© Paul-André Coumes
« Partagée entre l'excitation, liée à la découverte où à l'aventure, et l'appréhension que procure le sentiment d'aller se perdre. Toute personne qui part vers les Hautes Combes fait l'expérience de l'un ou l'autre de ces états, ou bien les deux. » C'est ainsi que Paul-André Coumes transporte son lecteur dans le Haut-Jura. Ses photographies dévoilent une montagne époustouflante, des paysages oubliés. C'est la hasard qui a amené cet amoureux de la nature dans la ferme de Laisia. Sa voiture en panne, il est secouru par François Laperrière, Hugo et Yoann. La montagne habitée évoque la vie dans ces lieux rudes, ou il faut s'adapter au temps, au milieu. Il photographie ces habitants de la nature, dans leur combat pour préserver ce macrocosme ainsi que le savoir de leurs ancêtres.
© Paul-André Coumes, Laisia
Ses clichés révèlent un temps oublié, les hirondelles dans les granges, la moisson du foin, la coupe du bois à l’approche de l'hiver. Les hautes-Combes semblent être préservées de la modernisation, de l'industrie. On redécouvre la brume matinale qui émane d'une forêt de pins, un blaireaux dans la neige, un bec-croisé des sapins s'abreuvant dans une tourbière. La montagne habitée est fragmenté en trois chapitres : lesHautes Combes, la douce quiétude hivernale et le temps de l'herbe tendre. C' est un témoignage, la nature est toujours présente mais pour combien de temps ? Un écureuil passant dans la lumière, un crocus à peine éclos. On redécouvre ces lieux préservés de l'urbanisme, ces animaux oubliés. La forêt a accepté la présence du photographe. Jean-Paul Coumes capte des oiseaux en vol comme ce Geai des chênes dans les flocons.
© Paul-André Coumes, Laisia
La montagne c'est également la neige, le froid glaciale, un milieu hostile qui ne laisse aucun répit, pendant ces jours de neige les habitants sont coupés du monde, seuls avec la végétation.
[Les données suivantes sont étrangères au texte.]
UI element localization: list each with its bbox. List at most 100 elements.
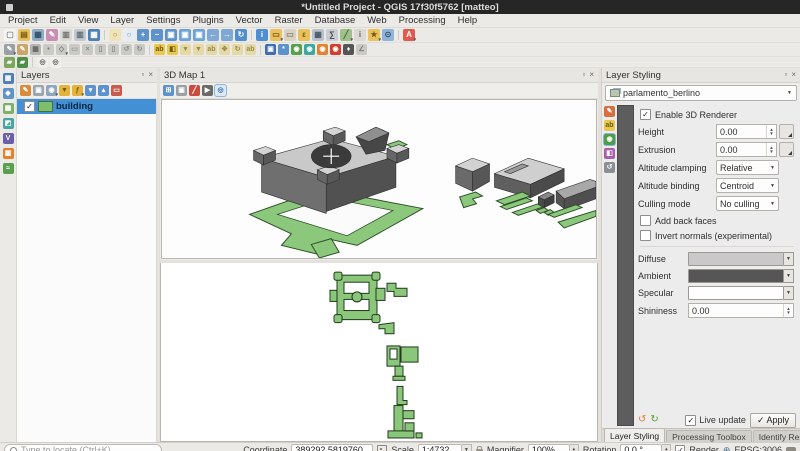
temporal-controller-icon[interactable]: ⊙ <box>382 29 394 41</box>
copy-features-icon[interactable]: ▯ <box>95 44 106 55</box>
height-spinbox[interactable]: 0.00▲▼ <box>716 124 777 139</box>
scale-field[interactable]: 1:4732 <box>418 444 462 451</box>
rotation-field[interactable]: 0.0 ° <box>620 444 662 451</box>
new-project-icon[interactable]: ▢ <box>4 29 16 41</box>
apply-button[interactable]: ✓Apply <box>750 413 796 428</box>
history-tab-icon[interactable]: ↺ <box>604 162 615 173</box>
highlight-pinned-labels-icon[interactable]: ▼ <box>180 44 191 55</box>
float-panel-icon[interactable]: ▫ <box>784 71 787 79</box>
saga-tools-icon[interactable]: ◉ <box>317 44 328 55</box>
altitude-clamping-combo[interactable]: Relative▼ <box>716 160 779 175</box>
field-calculator-icon[interactable]: ∑ <box>326 29 338 41</box>
redo-style-icon[interactable]: ↻ <box>650 415 658 425</box>
change-label-icon[interactable]: ab <box>245 44 256 55</box>
camera-control-icon[interactable]: ◎ <box>215 85 226 96</box>
add-mesh-layer-icon[interactable]: ◩ <box>3 118 14 129</box>
magnifier-field[interactable]: 100% <box>528 444 570 451</box>
map-tips-icon[interactable]: i <box>354 29 366 41</box>
menu-item[interactable]: Help <box>452 15 484 26</box>
deselect-features-icon[interactable]: ▭ <box>284 29 296 41</box>
specular-dropdown-icon[interactable]: ▼ <box>784 286 794 300</box>
snapping-icon[interactable]: ♦ <box>343 44 354 55</box>
crs-status[interactable]: EPSG:3006 <box>734 445 782 451</box>
zoom-out-icon[interactable]: − <box>151 29 163 41</box>
expand-all-icon[interactable]: ▾ <box>85 85 96 96</box>
undo-edit-icon[interactable]: ↺ <box>121 44 132 55</box>
zoom-in-icon[interactable]: + <box>137 29 149 41</box>
view-3d-tab-icon[interactable]: ◉ <box>604 134 615 145</box>
open-project-icon[interactable]: ▤ <box>18 29 30 41</box>
separator[interactable] <box>260 45 261 55</box>
filter-by-expression-icon[interactable]: ƒ <box>72 85 83 96</box>
pin-labels-icon[interactable]: ▼ <box>193 44 204 55</box>
plugin-circle-icon-1[interactable]: ◎ <box>37 57 48 68</box>
menu-item[interactable]: Processing <box>393 15 452 26</box>
separator[interactable] <box>251 30 252 40</box>
scale-dropdown-icon[interactable]: ▼ <box>462 444 472 451</box>
add-back-faces-checkbox[interactable] <box>640 215 651 226</box>
plugin-circle-icon-2[interactable]: ◎ <box>50 57 61 68</box>
move-label-icon[interactable]: ✥ <box>219 44 230 55</box>
add-vector-layer-icon[interactable]: ◆ <box>3 88 14 99</box>
spin-arrows-icon[interactable]: ▲▼ <box>766 125 776 138</box>
raster-plugin-icon[interactable]: ▰ <box>17 57 28 68</box>
menu-item[interactable]: Vector <box>230 15 269 26</box>
locator-input[interactable]: Type to locate (Ctrl+K) <box>4 444 162 451</box>
save-project-icon[interactable]: ▦ <box>32 29 44 41</box>
float-panel-icon[interactable]: ▫ <box>141 71 144 79</box>
measure-3d-icon[interactable]: ╱ <box>189 85 200 96</box>
add-wms-layer-icon[interactable]: ▦ <box>3 148 14 159</box>
add-raster-layer-icon[interactable]: ▦ <box>3 103 14 114</box>
toggle-editing-icon[interactable]: ✎ <box>17 44 28 55</box>
menu-item[interactable]: Settings <box>140 15 186 26</box>
layer-item-building[interactable]: building <box>17 99 156 114</box>
menu-item[interactable]: Edit <box>44 15 72 26</box>
statistics-icon[interactable]: ∠ <box>356 44 367 55</box>
filter-legend-icon[interactable]: ▼ <box>59 85 70 96</box>
diffuse-dropdown-icon[interactable]: ▼ <box>784 252 794 266</box>
zoom-last-icon[interactable]: ← <box>207 29 219 41</box>
coordinate-field[interactable]: 389292.5819760 <box>291 444 373 451</box>
measure-icon[interactable]: ╱ <box>340 29 352 41</box>
current-edits-icon[interactable]: ✎ <box>4 44 15 55</box>
data-defined-override-button[interactable] <box>779 142 794 157</box>
select-features-icon[interactable]: ▭ <box>270 29 282 41</box>
diagram-tab-icon[interactable]: ◧ <box>604 148 615 159</box>
vertex-tool-icon[interactable]: ◇ <box>56 44 67 55</box>
open-attribute-table-icon[interactable]: ▦ <box>312 29 324 41</box>
new-print-layout-icon[interactable]: ▥ <box>60 29 72 41</box>
extrusion-spinbox[interactable]: 0.00▲▼ <box>716 142 777 157</box>
grass-tools-icon[interactable]: ◉ <box>291 44 302 55</box>
new-bookmark-icon[interactable]: ★ <box>368 29 380 41</box>
separator[interactable] <box>398 30 399 40</box>
dock-tab[interactable]: Layer Styling <box>604 428 665 442</box>
show-hidden-labels-icon[interactable]: ab <box>206 44 217 55</box>
menu-item[interactable]: Web <box>361 15 392 26</box>
manage-map-themes-icon[interactable]: ◉ <box>46 85 57 96</box>
delete-selected-icon[interactable]: ▭ <box>69 44 80 55</box>
pan-map-icon[interactable]: ○ <box>109 29 121 41</box>
undo-style-icon[interactable]: ↺ <box>638 415 646 425</box>
dock-tab[interactable]: Identify Results <box>753 430 800 442</box>
collapse-all-icon[interactable]: ▴ <box>98 85 109 96</box>
symbology-tab-icon[interactable]: ✎ <box>604 106 615 117</box>
menu-item[interactable]: Layer <box>104 15 140 26</box>
diffuse-color-button[interactable] <box>688 252 784 266</box>
menu-item[interactable]: Raster <box>269 15 309 26</box>
menu-item[interactable]: Plugins <box>186 15 229 26</box>
separator[interactable] <box>32 57 33 67</box>
render-checkbox[interactable] <box>675 445 685 451</box>
zoom-to-selection-icon[interactable]: ▣ <box>179 29 191 41</box>
rotate-label-icon[interactable]: ↻ <box>232 44 243 55</box>
extents-icon[interactable] <box>377 445 387 451</box>
identify-features-icon[interactable]: i <box>256 29 268 41</box>
save-layer-edits-icon[interactable]: ▦ <box>30 44 41 55</box>
layer-diagram-icon[interactable]: ◧ <box>167 44 178 55</box>
pan-to-selection-icon[interactable]: ○ <box>123 29 135 41</box>
menu-item[interactable]: View <box>72 15 104 26</box>
select-by-expression-icon[interactable]: ε <box>298 29 310 41</box>
altitude-binding-combo[interactable]: Centroid▼ <box>716 178 779 193</box>
rotation-spin-icon[interactable]: ▲▼ <box>662 444 671 451</box>
culling-mode-combo[interactable]: No culling▼ <box>716 196 779 211</box>
spin-arrows-icon[interactable]: ▲▼ <box>766 143 776 156</box>
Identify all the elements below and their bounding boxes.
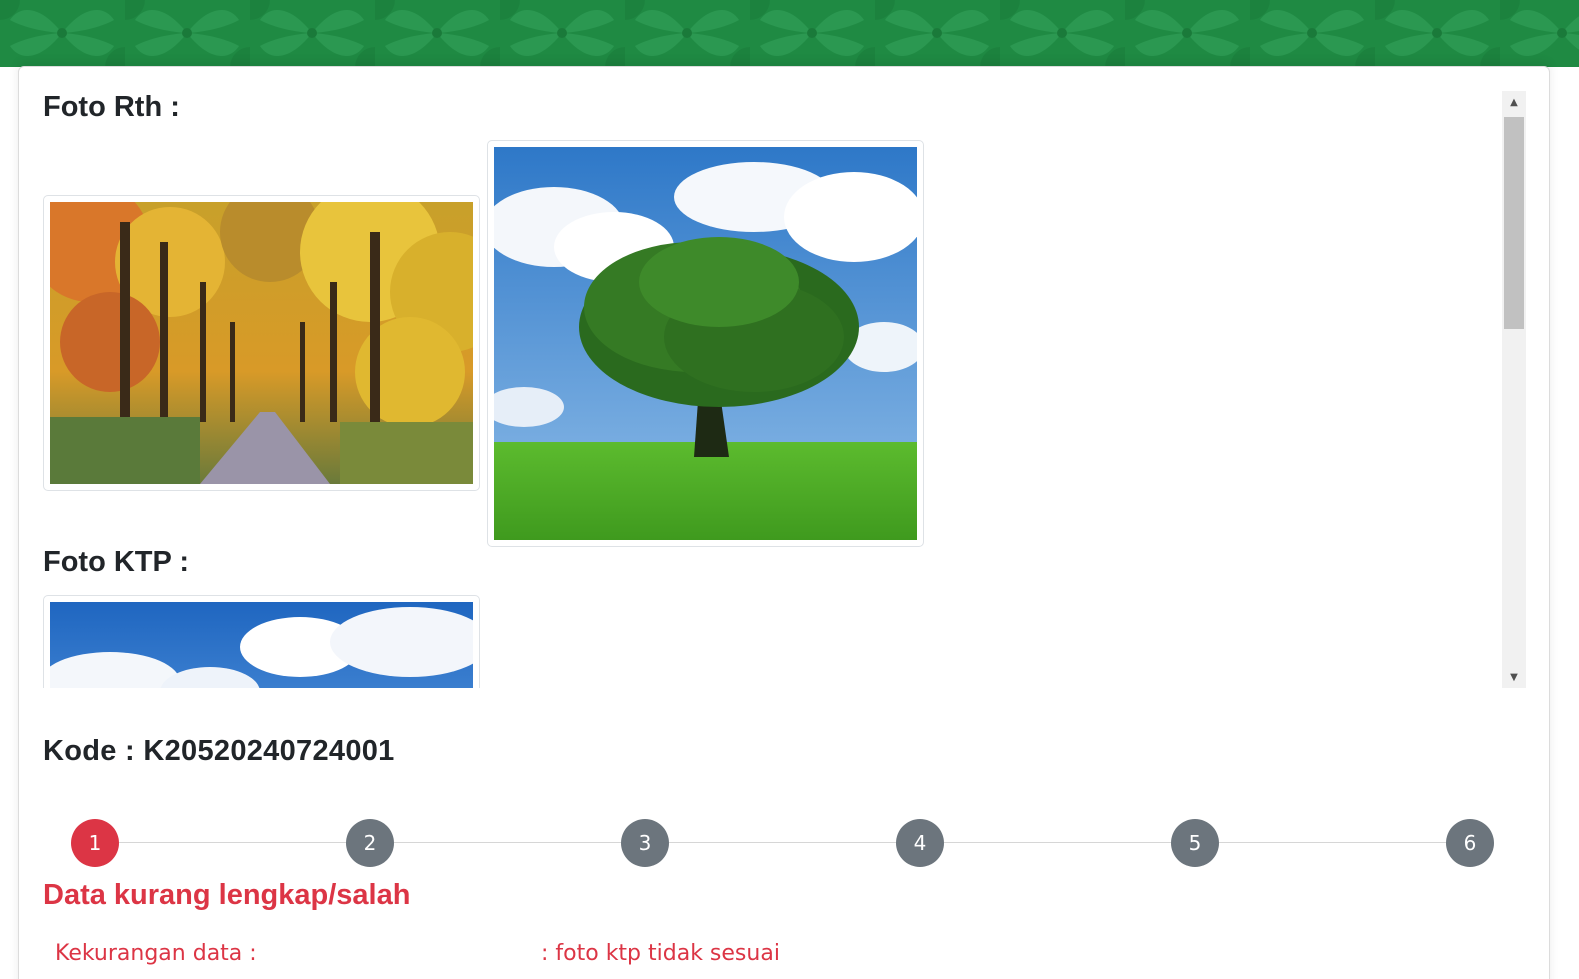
kode-label: Kode : K20520240724001 bbox=[43, 735, 395, 767]
kekurangan-label: Kekurangan data : bbox=[55, 941, 257, 966]
status-title: Data kurang lengkap/salah bbox=[43, 879, 411, 911]
sky-clouds-photo-icon bbox=[50, 602, 473, 688]
kekurangan-value: : foto ktp tidak sesuai bbox=[541, 941, 780, 966]
single-tree-field-photo-icon bbox=[494, 147, 917, 540]
progress-stepper: 1 2 3 4 5 6 bbox=[71, 819, 1497, 867]
photo-panel[interactable]: Foto Rth : Foto KTP: bbox=[43, 91, 1526, 688]
detail-card: Foto Rth : Foto KTP: ▲ ▼ Kode: K205202… bbox=[18, 66, 1550, 979]
banner-pattern bbox=[0, 0, 1579, 67]
step-4[interactable]: 4 bbox=[896, 819, 944, 867]
step-2[interactable]: 2 bbox=[346, 819, 394, 867]
header-banner bbox=[0, 0, 1579, 67]
step-6[interactable]: 6 bbox=[1446, 819, 1494, 867]
rth-photo-1[interactable] bbox=[43, 195, 480, 491]
scroll-down-icon[interactable]: ▼ bbox=[1502, 666, 1526, 688]
scroll-up-icon[interactable]: ▲ bbox=[1502, 91, 1526, 113]
step-3[interactable]: 3 bbox=[621, 819, 669, 867]
foto-ktp-title: Foto KTP : bbox=[43, 546, 190, 578]
ktp-photo-1[interactable] bbox=[43, 595, 480, 688]
autumn-tree-road-photo-icon bbox=[50, 202, 473, 484]
scrollbar-thumb[interactable] bbox=[1504, 117, 1524, 329]
photo-panel-scrollbar[interactable]: ▲ ▼ bbox=[1502, 91, 1526, 688]
foto-rth-title: Foto Rth : bbox=[43, 91, 180, 123]
rth-photo-2[interactable] bbox=[487, 140, 924, 547]
step-5[interactable]: 5 bbox=[1171, 819, 1219, 867]
stepper-line bbox=[95, 842, 1473, 843]
step-1[interactable]: 1 bbox=[71, 819, 119, 867]
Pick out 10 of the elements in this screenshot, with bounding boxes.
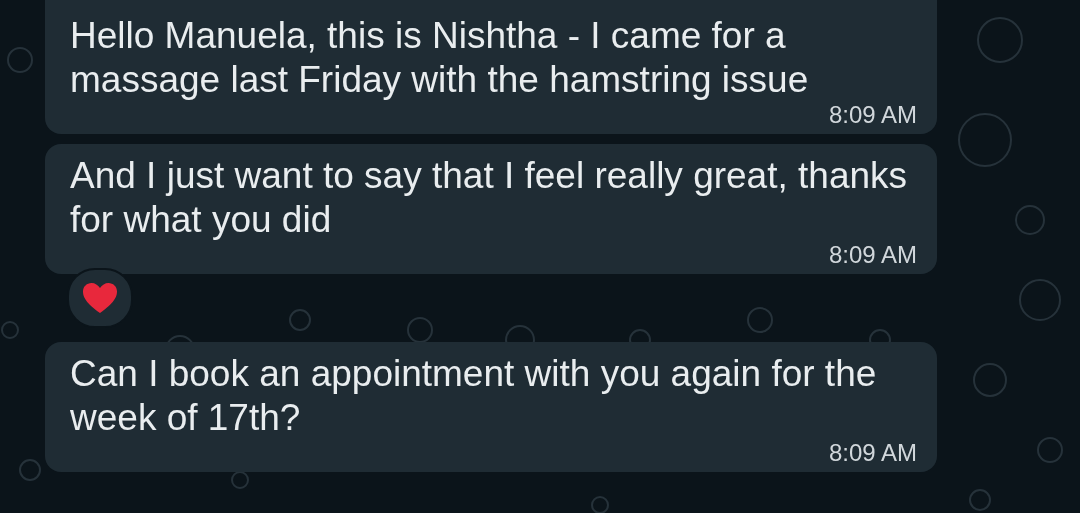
message-time: 8:09 AM <box>828 102 917 128</box>
message-time: 8:09 AM <box>828 242 917 268</box>
message-time: 8:09 AM <box>828 440 917 466</box>
message-bubble[interactable]: Can I book an appointment with you again for the week of 17th? 8:09 AM <box>45 342 937 472</box>
heart-icon <box>82 282 118 314</box>
message-text: And I just want to say that I feel really great, thanks for what you did <box>70 154 909 242</box>
message-text: Hello Manuela, this is Nishtha - I came for a massage last Friday with the hamstring issue <box>70 14 810 102</box>
message-text: Can I book an appointment with you again for the week of 17th? <box>70 352 878 440</box>
message-bubble[interactable]: And I just want to say that I feel really great, thanks for what you did 8:09 AM <box>45 144 937 274</box>
message-bubble[interactable]: Hello Manuela, this is Nishtha - I came for a massage last Friday with the hamstring issue 8:09 AM <box>45 0 937 134</box>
Ils se consacrent à leurs bêtes, leurs vaches et chèvres. On découvre que l'homme s'adapte à la nature, l'anticipe se prépare à l'hiver, à affronter la rudesse de la montagne. C'est un retour à la nature, la décroissance. On oublie la télévision, la connectivité perpétuelle. Ici on se réveille à la lumière du jour, on vit au rythme du soleil. L'eau de pluie est stockée dans une citerne, on se chauffe au feu de bois. Les fermiers de Laisia vivent en autarcie, panneaux solaires, citernes, leurs animaux et un jardin. « les fermiers de Laisia ne versent pas dans la nostalgie et encore moins dans le déni de la modernité ; là n'est pas la question. La cohérence, la simplicité volontaire et l'échange demeurent les valeurs fondamentales qui unissent et nourrissent Chloé, Flavie, Hugo, Yoann et François. »
© Paul-André Coumes, Laisia
Paul-André Coumes révèle la fabrication du fromage, de la traite à l’affinage en passant par le caillage. Les brebis de Flavie sont choyées, foin frais, chaleur de l'étable. Les habitants de la ferme de Laisia prennent le temps de soigner leurs bêtes, de ressentir la montagne .Chaque vache possède un nom ce ne sont plus des numéros mais « vadrouille, pimprenelle, bardane... » elles pâturent dans une herbe fraiche. Les poules sont libres, et non compactés dans des usines à viande. Popeye, la chèvre de François, se promène en liberté, il n'y a pas de clôtures ni de barrages. Les photographies sont précises, il capte le vol des oiseaux. Le pic épeiche se nourrit pendant que le rouge queue noir profite des premiers rayons du soleil. Les jours de marché Yoann, se rend à Saint-Claude afin de vendre ses différents formages.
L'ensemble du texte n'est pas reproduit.